Jim Gallacher wrote:
Nick wrote:

More info:

python 2.4.2 on Linux:
 >>> import tempfile
 >>> t = tempfile.TemporaryFile()
 >>> t
<open file '<fdopen>', mode 'w+b' at 0xb7df07b8>
 >>> type(t)
<type 'file'>
 >>> dir(t)
['__class__', '__delattr__', '__doc__', '__getattribute__', '__hash__', '__init__', '__iter__', '__new__', '__reduce__', '__reduce_ex__', '__repr__', '__setattr__', '__str__', 'close', 'closed', 'encoding', 'fileno', 'flush', 'isatty', 'mode', 'name', 'newlines', 'next', 'read', 'readinto', 'readline', 'readlines', 'seek', 'softspace', 'tell', 'truncate', 'write', 'writelines', 'xreadlines']

python 2.4.1 on windows:
 >>> import tempfile
 >>> t = tempfile.TemporaryFile()
 >>> t
<open file '<fdopen>', mode 'w+b' at 0x0099FBA8>
 >>> type(t)
<type 'instance'>
 >>> dir(t)
['__doc__', '__getattr__', '__init__', '__module__', '__repr__', 'close_called', 'file', 'name']

So this is an inconsistency within Python. Should mod_python attempt to correct it, or just claim a Python bug?


I think we should correct it. I'm sure users don't care that we implement this with TemporaryFile. That being said, I wonder how many applications on Windows we may break by fixing this? Version 3.1.4 also used TemporaryFile, so this is not a new bug.

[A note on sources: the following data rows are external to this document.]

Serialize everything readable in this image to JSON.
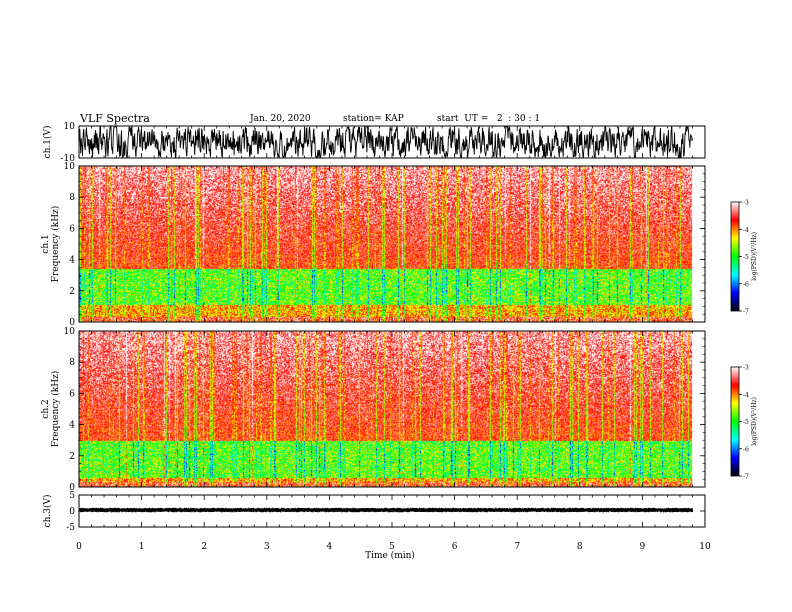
{
  "header": {
    "title": "VLF Spectra",
    "date": "Jan. 20, 2020",
    "station": "station= KAP",
    "start": "start  UT =   2  : 30 : 1"
  },
  "chart_data": [
    {
      "type": "line",
      "panel": "waveform-ch1",
      "ylabel": "ch.1(V)",
      "ylim": [
        -10,
        10
      ],
      "yticks": [
        "10",
        "-10"
      ],
      "xlim": [
        0,
        10
      ],
      "data_extent_min": 9.8,
      "color": "#000000"
    },
    {
      "type": "heatmap",
      "panel": "spectrogram-ch1",
      "ylabel": "Frequency  (kHz)",
      "channel_label": "ch.1",
      "ylim": [
        0,
        10
      ],
      "yticks": [
        "0",
        "2",
        "4",
        "6",
        "8",
        "10"
      ],
      "xlim": [
        0,
        10
      ],
      "data_extent_min": 9.8,
      "intense_band_khz": [
        1.1,
        3.4
      ],
      "colorbar": {
        "label": "log(PSD)(V²/Hz)",
        "ticks": [
          "-3",
          "-4",
          "-5",
          "-6",
          "-7"
        ],
        "range": [
          -7,
          -3
        ],
        "colors": [
          "#ffffff",
          "#ff0000",
          "#ffff00",
          "#00ff00",
          "#00ffff",
          "#0000ff",
          "#000000"
        ]
      }
    },
    {
      "type": "heatmap",
      "panel": "spectrogram-ch2",
      "ylabel": "Frequency  (kHz)",
      "channel_label": "ch.2",
      "ylim": [
        0,
        10
      ],
      "yticks": [
        "0",
        "2",
        "4",
        "6",
        "8",
        "10"
      ],
      "xlim": [
        0,
        10
      ],
      "data_extent_min": 9.8,
      "intense_band_khz": [
        0.6,
        3.0
      ],
      "colorbar": {
        "label": "log(PSD)(V²/Hz)",
        "ticks": [
          "-3",
          "-4",
          "-5",
          "-6",
          "-7"
        ],
        "range": [
          -7,
          -3
        ],
        "colors": [
          "#ffffff",
          "#ff0000",
          "#ffff00",
          "#00ff00",
          "#00ffff",
          "#0000ff",
          "#000000"
        ]
      }
    },
    {
      "type": "line",
      "panel": "waveform-ch3",
      "ylabel": "ch.3(V)",
      "ylim": [
        -5,
        5
      ],
      "yticks": [
        "5",
        "0",
        "-5"
      ],
      "xlim": [
        0,
        10
      ],
      "data_extent_min": 9.8,
      "approx_level": 0.3,
      "xlabel": "Time  (min)",
      "xticks": [
        "0",
        "1",
        "2",
        "3",
        "4",
        "5",
        "6",
        "7",
        "8",
        "9",
        "10"
      ],
      "color": "#000000"
    }
  ]
}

Are you sure there is anything to correct? In both cases, the object has the same methods available for manipulating files (t.write('a'), for example). They are not the same type of object, so they have different dir() output, but don't they have the same functionality? What specifically gets broken in util.FieldStorage?